I’m a girl (see? I knew you’d be surprised). 
Clearly not a fujoshi. What? You guys don’t believe me? Fine then. 
Though having [too] many guy friends, all of my bestfriends are girls; which are, of course, very few in numbers. 
Yes, I’m very aware that I love Gaara so dearly, but I’m still normal too, you know, since I had crushes in real life. And they were boys. I know, I know, I’m so gay, right? Wait, what am I exacly; male of female? 
Contrary to popular belief, I’m actually a piiiipp who wishes to openly express my opinions and matters without worrying any prejudice nor distressing the ones I love. 
54. Share five goals you want to complete in the next 30 days.
Sing Asterisk (of Orange Range’s) fluently. This one’s freaking hard. 
Read more than ten books. 
Write at least a short story. My imagination has been dormant these days. Inspirations, I summon thee! 
Survive without snacks and confectionaries. Kirun, you can do this! 
Yes. For one more time. Survive. 
58. State eight facts about your body.
I have all the necessities of human being. 
Oh, except my appendix had been removed. 
Thank goodness the tail remains vestigial. 
I’m getting fatter (don’t kill me, people). 
A bit taller than average. 
Pale as Suzanna-on-action. 
My nails aren’t neatly trimmed. 
I hate to admit this, but... my nose is... flat--annoyingly flat that even my cute, golden-hearted but veracious little sister pointed, “Sis, is your nose always that tabular?” WHY LIL SIS WHY?! 
60. Are you allergic to anything? If so, what? 
Romantic love. Sure I do not resist to read or watch romance, but if it happens directly to me... NO. PLEASE. STAY OUT OF THE LINE, MISTER/MISS. 
61. Describe yourself in one word/sentence? 
“Tetapi sesederhana-sederhana cerita yang ditulis, dia mewakili pribadi individu (...)“ -- Jejak Langkah (by Pramoedya A. Toer) 
63. Share five facts about your childhood. 
Can I write it in quotes?
“It was the best of times, it was the worst of times.” 

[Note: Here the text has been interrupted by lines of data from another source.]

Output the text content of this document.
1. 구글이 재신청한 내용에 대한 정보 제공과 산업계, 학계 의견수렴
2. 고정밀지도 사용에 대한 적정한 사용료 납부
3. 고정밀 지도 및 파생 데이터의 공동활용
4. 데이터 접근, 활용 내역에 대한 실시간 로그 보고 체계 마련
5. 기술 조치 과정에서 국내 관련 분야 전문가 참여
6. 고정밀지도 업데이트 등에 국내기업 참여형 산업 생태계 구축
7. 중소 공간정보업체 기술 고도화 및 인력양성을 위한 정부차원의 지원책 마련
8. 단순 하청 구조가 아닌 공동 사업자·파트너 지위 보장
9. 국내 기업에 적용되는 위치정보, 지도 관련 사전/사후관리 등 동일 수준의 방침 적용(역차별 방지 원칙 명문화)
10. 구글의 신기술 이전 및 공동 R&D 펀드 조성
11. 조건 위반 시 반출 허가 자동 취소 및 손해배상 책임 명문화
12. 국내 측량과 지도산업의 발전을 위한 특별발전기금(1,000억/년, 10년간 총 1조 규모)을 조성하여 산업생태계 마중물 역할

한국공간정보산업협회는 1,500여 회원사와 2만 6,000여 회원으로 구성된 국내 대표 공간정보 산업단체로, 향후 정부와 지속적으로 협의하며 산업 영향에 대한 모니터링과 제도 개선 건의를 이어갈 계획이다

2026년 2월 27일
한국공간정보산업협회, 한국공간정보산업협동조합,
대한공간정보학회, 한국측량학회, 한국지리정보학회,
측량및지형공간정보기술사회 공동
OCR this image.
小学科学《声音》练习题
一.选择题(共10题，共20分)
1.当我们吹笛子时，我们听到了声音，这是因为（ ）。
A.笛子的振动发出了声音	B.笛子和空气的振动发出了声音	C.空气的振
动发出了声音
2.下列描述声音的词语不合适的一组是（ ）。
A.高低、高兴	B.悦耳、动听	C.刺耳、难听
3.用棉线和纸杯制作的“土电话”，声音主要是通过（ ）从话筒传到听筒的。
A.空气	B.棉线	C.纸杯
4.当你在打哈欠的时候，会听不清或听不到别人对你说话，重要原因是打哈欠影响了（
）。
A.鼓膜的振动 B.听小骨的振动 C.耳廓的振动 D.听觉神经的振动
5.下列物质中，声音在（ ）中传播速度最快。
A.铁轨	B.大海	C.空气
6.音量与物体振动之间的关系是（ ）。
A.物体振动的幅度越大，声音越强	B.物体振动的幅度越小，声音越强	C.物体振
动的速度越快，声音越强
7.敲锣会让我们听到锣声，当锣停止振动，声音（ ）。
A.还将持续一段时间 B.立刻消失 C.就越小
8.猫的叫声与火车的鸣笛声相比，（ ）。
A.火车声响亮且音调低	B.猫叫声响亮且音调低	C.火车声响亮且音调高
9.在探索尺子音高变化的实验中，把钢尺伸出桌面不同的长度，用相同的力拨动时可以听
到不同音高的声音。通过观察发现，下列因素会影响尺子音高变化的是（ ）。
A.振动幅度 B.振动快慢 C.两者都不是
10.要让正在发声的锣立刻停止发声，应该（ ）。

“If you don’t imagine, nothing ever happens at all.” 
“We need never be ashamed of our tears.”
“And now that you don’t have to be perfect, you can be good.” 
“It’s no use going back to yesterday, because I was a different person then.” 
71. Name five people who are famous who you find attractive.
John and Hank Green (I really can’t choose between those two), 
Matthew Macfadyen (best Mr. Darcy ever!),  
Mark Ruffalo (husky voice and wistful countenance, how I love those combination), 
Kim Rae-won (probably the only Korean actor that I find cute), and 
Eddie Redmayne (HOW CAN YOU PLAY NEWT WITH SO MUCH CUTENESS?! HOW CAN YOUUUU!!!).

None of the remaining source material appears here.